The Sesame Street puppets have done much for children over the years. They have taught them the alphabet. They have taught them to count. They have taught them that it is acceptable for two men to share a bedroom.
And, now, they are helping refugee children to adjust to the trauma of displacement.
The Sesame Workshop has teamed up with humanitarian aid organisation the International Rescue Committee (IRC), in order to deliver early-years education and emotional support to refugee children in Jordan, Lebanon, Iraq and Syria.
Working together, the Sesame Workshop (formerly known, to those of a certain vintage, as the Children’s Television Workshop) and the IRC will create multimedia content featuring Big Bird, Elmo (pictured top and below) and those paragons of intimacy and long-term fidelity, Bert and Ernie.

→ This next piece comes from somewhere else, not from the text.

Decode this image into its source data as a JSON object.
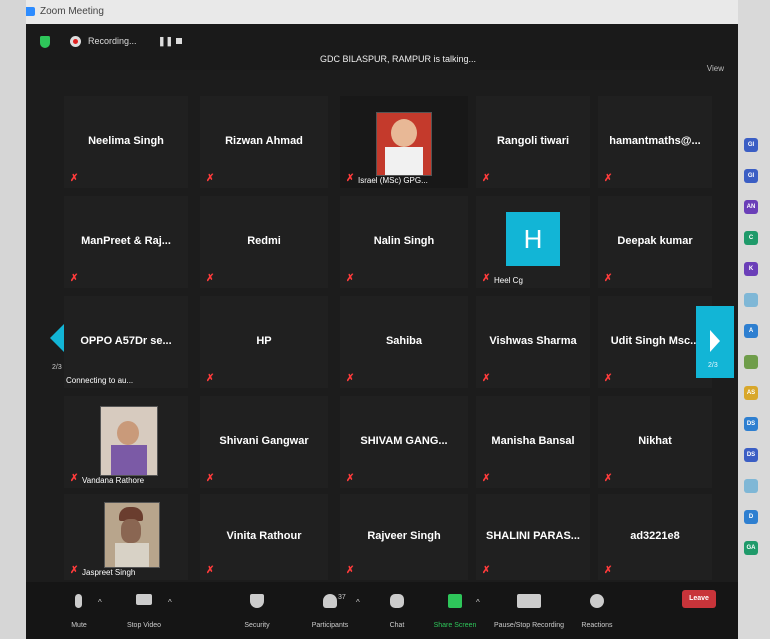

The educational material will be specifically tailored to meet the developmental needs of refugee children and their parents, and to mitigate the impact of the trauma they have experienced.
Culturally appropriate
It will include digital content, as well as printed material, in order to reach the largest possible number of children. It will be distributed through schools, community centres and health clinics.
The content will be drawn from the Sesame Workshop’s existing Jordanian, Egyptian and Gulf programmes, in order to ensure that it is culturally appropriate to the refugee children.
Around the world, 25 million people have been displaced from their homes; half of those are children.
“We are in the middle of a global refugee crisis,” says David Miliband, president of the IRC, in a three-minute film produced by the Sesame Workshop to promote its scheme.
“We know that children who suffer the trauma of war and displacement at an early age suffer the scars of that for many years to come.”
‘Secret weapon’
The film then cuts to puppet Elmo, talking to a child refugee wearing a headscarf, and then biting another’s ears. From there, it moves on to yellow fluffy monster Zoe, making a group of children laugh.
“I think our muppets are our secret weapon,” Sherrie Westin, of the Sesame Workshop, tells the cameras. “These Muppets have the ability to appeal to and engage children all over the world.”